Тут, пожалуй, хорошо бы дернуть цитату из самого себя. Но я не склонен печалить присутствующих долгостраничной нудой о смысле бытия. Упомяну лучше о дюжине модуляций человеческого смеха, которые разбросаны на просторах “Крысолова”. Согласимся, что даже классики полагали: “ха-ха” и “хо-хо”, ну пусть еще “хе-хе” (у отрицательных персонажей) вполне достаточны для отображения бурливых потоков смехотрелей. Поэтому “хы” на выдохе или самодовольное “хо-хо-хом” на вдохе, сангвинически-вопросительное “почеху-ху” с переходом к иезуитскому “хи-ки-ки” и особенно пузырящаяся смехом “хихия” вместо “химия” (речь идет о приготовлении моими персонажами ядов) — заслуживают упоминания. Прибавьте к этому звукопись “сделал хры-кы-кы горлом — климат здешний, видите ли, корябает бронхи”. Палитра автора, кажется, видна.
Но, чтобы вполне распробовать, следует признать извечный пат литературы перед музыкой жизни: даже Хлебников с его “Вьюрок тьерти-едигреди! / Овсянка кри-ти-ти-ти!” не может передать истинных напевов божественной пичуги. Бессилие буквенной нотации мучило меня с младых ушей. Возмущали беспомощность и ложь литературной кожуры: ну разве запись крика “э-ге-гей” передает такой крик в самом деле? Впрочем, если бы я родился, допустим, в Харькове, я не догадывался бы о проблеме увековечивания фрикативного “г” средствами молчаливой прозы.
Я не могу не открыть еще одной авторской шкатулки. В ней на уставшей бархотке лежат слова будто бы поблекшие, давно не надеванные, но если достать, сразу горят сильным светом. Так зазвучала “Венецуэла” вместо “Венесуэла”, “Айзенгауэр” вместо “Эйзенхауэр”, за ними — Лос-Ангелес, а над словечком “плэд” автор, признаемся, просто измучился — поэтому оно появляется в обоих вариантах — в старом и современном. Не исключаю, что это объясняется долгожительством этих самых пледов.
Как прозаик, не удержусь от признания, что в жаркое “Крысолова” добавлены поэтические специи: акростих с бунинской ноткой, задорная частушка про “Мувзолей”, стихотворный памфлет про переименование Москвы, пародия на Маяковского, парочка романсов и одна песенка народная, и туда же песенка калифорнийская, вернее, русский подстрочник, скабрезная считалка звонаря питерского Исакия (собственно, ею роман венчается), но дороже всего автору, конечно, третий (а по мнению героев “Крысолова”, истинный) вариант “Влюбленности” Набокова, вернее, Вольдемара Алконостова…
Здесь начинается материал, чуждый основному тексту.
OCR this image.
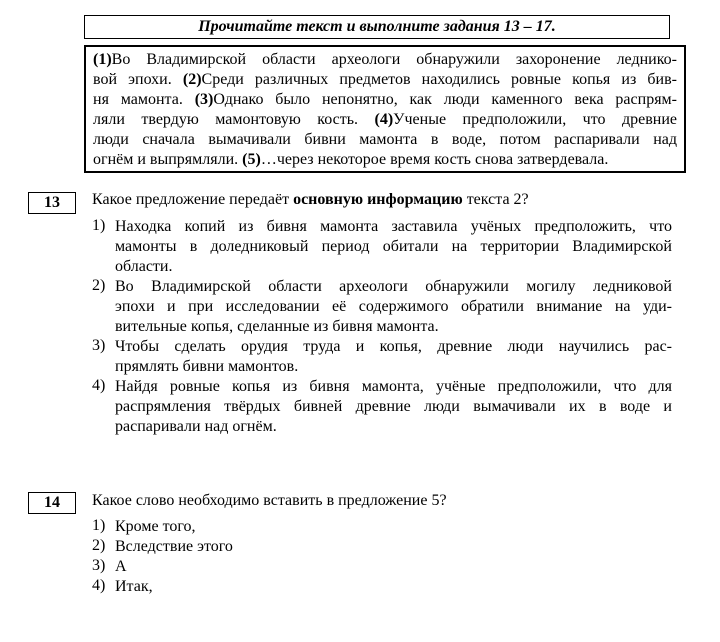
Прочитайте текст и выполните задания 13 – 17.
(1)Во Владимирской области археологи обнаружили захоронение леднико-
вой эпохи. (2)Среди различных предметов находились ровные копья из бив-
ня мамонта. (3)Однако было непонятно, как люди каменного века распрям-
ляли твердую мамонтовую кость. (4)Ученые предположили, что древние
люди сначала вымачивали бивни мамонта в воде, потом распаривали над
огнём и выпрямляли. (5)…через некоторое время кость снова затвердевала.
13	Какое предложение передаёт основную информацию текста 2?
1) Находка копий из бивня мамонта заставила учёных предположить, что
мамонты в доледниковый период обитали на территории Владимирской
области.
2) Во Владимирской области археологи обнаружили могилу ледниковой
эпохи и при исследовании её содержимого обратили внимание на уди-
вительные копья, сделанные из бивня мамонта.
3) Чтобы сделать орудия труда и копья, древние люди научились рас-
прямлять бивни мамонтов.
4) Найдя ровные копья из бивня мамонта, учёные предположили, что для
распрямления твёрдых бивней древние люди вымачивали их в воде и
распаривали над огнём.
14	Какое слово необходимо вставить в предложение 5?
1) Кроме того,
2) Вследствие этого
3) А
4) Итак,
Автор “Крысолова” не любит пустоватых диалогов и поэтому присутствующие в романе диалоги калорийны, именно их калорийностью объясняется вредненькая привычка автора предпочитать закавыченную речь, плотно уложенную на простыни страницы, а не милые палочки слева, после которых можно поставить “уф”, скакнуть на следующую строчку, мечтая о силиконовом объеме грядущей эпопеи.
Как и в прошлых опытах, у автора “Крысолова” герои говорят по-французски, реже — по-немецки, но втайне автор гордится присутствием одной фразы по-датски. Впрочем, автор надеется, что в приятном будущем он угостит читателя темпераментным объяснением с бурнолюбивой Мариам по-арабски…
Конечно, найдутся скептики, которых и бурнолюбивая не собьет с толку. Сцедят, что автору нечем прихвастнуть, кроме лилипутских сальто-мортале с плэдами или подбором фамилий (Пацюк — подходит контрразведчику изумительно!). Боже правый, как будто в “Крысолове” не говорится о судьбах мира, России, революции, социальной справедливости, еврейском вопросе, счастье отдельного человека посреди обломков жизни, красоте, робком дыхании чувства и другом… и другом… и другом… и другом… Патефон в романе тоже поигрывает.
Впрочем, нахваливая себя, можно переусердствовать. Не лучше ли в таком случае завершить эту речь? Пробежав — перед тем как поставить точку — то, что памятно тебе самому из “Крысолова”, — стекла дачной веранды блестящие, как чешуйки плотвицы, Альпы, где ледники поют синим светом, а нарциссы растут сами собой, рыжие сапожки героини перед глазами, перед глазами влюбленного — взбираться в горы трудное дело, сочные плечи пловца барона-белогвардейца, о которых мечтают барышни в школе парашютисток, изморозь питерских окон, шум океана в сан-францисском саду, желобок на Каменном острове от велосипедной шины с теплой грязью, пробирки с эликсиром счастья, который на вкус — фруктоза, а запах — просто ваниль.
Майя Кучерская
В знаменитом стихотворении Тютчева
Нам не дано предугадать,
Как слово наше отзовется, —
И нам сочувствие дается,
Как нам дается благодать…
— самое важное слово — “и”. На нем свершается слом, оно распахивает окно, в которое льется воздух и свет.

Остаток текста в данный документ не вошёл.